Além desta necessidade de sobressair, Türcke destaca outros dois denominadores comuns da notícia em nosso tempo: deve ser nova e deve ser compreensível. Este último aspecto implica na simplificação da realidade, em tornar um assunto complexo em familiar ao grande público, em algo quantificável, em uma imagem - ou seja, em algo próximo da linguagem publicitária: que demande o mínimo de atenção e esforço mental. Sobre a necessidade de ser sempre nova, algo merecedor de ser notícia em um dia deixa de sê-lo no dia seguinte se não houver desdobramentos que o justifiquem. Ao cabo, a lógica da notícia acaba sendo invertida: "a ser comunicado, porque importante" a ideologia apregoa, sub-repticiamente, que "importante, porque comunicado".
Tudo isto mostra algumas das dificuldades da imprensa alternativa, tanto na questão do conteúdo quanto da forma: como impôr pautas no debate público, quais pautas postas pela Grande Imprensa merecem ser discutidas; de que modo fazer isso?
Não resta dúvida que as novas tecnologias têm alterado nossa percepção: cada vez é mais difícil manter a concentração em um longo texto enquanto links para assuntos relacionados surgem aos borbotões em todos os lados da tela do computador ou do celular. Isso justificaria reduzir a análise a um tuíter, a um slogan publicitário, a uma palavra de ordem? Coxinha e petralha são dois exemplos de "conceito-síntese" que permitem uma crítica em uma linha: enuncia-se o "descalabro" ou o "desrespeito" e avisa que é coisa de petralha ou coxinha. No que isso contribui para o debate?
Ademais: devemos aceitar como notícia apenas o que está candente? Estamos estarrecidos com a votação da PEC da maioridade penal, mas não podemos esquecer que ainda correm a reforma política e a lei da terceirização. Assim como rebatemos o que a Grande Imprensa nos faz lembrar diuturnamente, não podemos sucumbir ao esquecimento seletivo que ela - e o ritmo alucinado da timeline do Fakebook - nos propõe.
Provocar, mas não pela provocação rasteira veiculada na Grande Imprensa e repetida alhures, que apenas reforça posições e incita o ódio. Por uma provocação que nos desestabilize da nossa zona de conforto, que critique também o ponto onde estamos. Por uma provocação que nos convide a repensar e a rediscutir - e nos incite a agir.


05 de julho de 2015

terça-feira, 30 de dezembro de 2014

Pense antes de criticar (sobre o ministério da Dilma e certas críticas de esquerda nas redes sociais)
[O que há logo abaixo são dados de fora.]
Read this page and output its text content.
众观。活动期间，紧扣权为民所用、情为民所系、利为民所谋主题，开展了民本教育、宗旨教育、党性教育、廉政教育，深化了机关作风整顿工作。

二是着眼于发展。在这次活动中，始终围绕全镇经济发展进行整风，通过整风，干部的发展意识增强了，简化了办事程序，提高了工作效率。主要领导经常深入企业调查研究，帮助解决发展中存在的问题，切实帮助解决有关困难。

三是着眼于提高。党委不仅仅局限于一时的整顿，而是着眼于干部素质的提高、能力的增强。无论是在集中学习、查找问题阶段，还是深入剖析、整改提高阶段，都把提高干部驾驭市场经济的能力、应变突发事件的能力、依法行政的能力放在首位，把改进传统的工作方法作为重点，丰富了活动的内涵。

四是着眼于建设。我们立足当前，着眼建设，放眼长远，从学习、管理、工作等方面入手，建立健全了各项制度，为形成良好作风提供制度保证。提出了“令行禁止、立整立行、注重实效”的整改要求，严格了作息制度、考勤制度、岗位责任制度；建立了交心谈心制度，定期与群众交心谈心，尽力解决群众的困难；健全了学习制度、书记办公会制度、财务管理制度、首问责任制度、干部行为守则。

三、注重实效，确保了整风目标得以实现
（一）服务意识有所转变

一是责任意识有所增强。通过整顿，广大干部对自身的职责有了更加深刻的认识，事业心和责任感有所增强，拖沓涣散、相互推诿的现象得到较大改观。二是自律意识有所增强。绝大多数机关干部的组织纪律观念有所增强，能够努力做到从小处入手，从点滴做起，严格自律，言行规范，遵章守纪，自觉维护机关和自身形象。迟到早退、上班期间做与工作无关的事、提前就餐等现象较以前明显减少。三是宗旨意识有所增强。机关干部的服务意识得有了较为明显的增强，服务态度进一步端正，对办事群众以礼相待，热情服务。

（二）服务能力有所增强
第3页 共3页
Acompanho a repercussão do anúncio dos ministros para o segundo mandato da presidenta Dilma na linha do tempo do meu Fakebook. Entre meus amigos virtuais, via de regra inclinados à esquerda, a tônica geral dos que se expressam é de indignação, pelo menos decepção - sentimento mais que compreensível. É como me sinto também - decepcionado, beirando o indignado. Porém há algo nesses comentários breves que me incomodam. Não sei exatamente o porquê, por algum motivo as críticas me parecem tortas. Passada uma semana, começo a entender um pouco meu mal-estar: um bom tanto porque são críticas superficiais, feita no calor da divulgação dos novos ministros, que pouco acrescentam. Ok, é o que se deve esperar numa rede social, porém há um adendo: são feitas por cientistas sociais, cientistas políticos, sociólogos, antropólogos, filósofos - alguns de renome na academia tupiniquim -, pessoas que foram ou meus colegas, ou meus professores, ou que têm trabalhos teóricos que admiro. O que esperava eu deles, então? Um tratado sobre o porvir do segundo governo Dilma? Uma tese revolucionária? Não, nada disso. Talvez o que tenha me incomodado seja a sujeição ao meio - e ver sua indignação ter a potência de um traque de criança...
O jornalista Paulo Nogueira, do Diário do Centro do Mundo, seguidamente fala do fim da mídia como a conhecemos: da perda de leitores dos diários e hebdomadários à perda de audiência de JN e novelas, que tem culminado com a dispensa de antigos pesos pesados da Grande Imprensa corporativa, como Cantanhêde e Xuxa. A internet e as redes sociais têm papel fundamental nesse rumo da comunicação - não me parece haver o que discutir quanto a isso, no máximo quanto à força e forma do impacto. Nessa senda, algumas perguntas que faço são: os donos do poder - no Brasil e no mundo - precisam seguir pagando para serem defendidos? Precisam distrair o distinto público para manter sua fatia de poder? A decadência da mídia tradicional fará realmente falta, ou o que vem no lugar supre satisfatoriamente os interesses do sistema e de sua minoria hiper-privilegiada? Por fim, um meta-questionamento a este texto: posso fazer a crítica e problematizar o pensamento de pensadores brasileiros a partir de postagens no Fakebook, ou estaria sendo desleal ao tratar como público algo que possui seu caráter privado (guardadas as nuances acerca do público e privado nestes tempos de capitalismo avançado)?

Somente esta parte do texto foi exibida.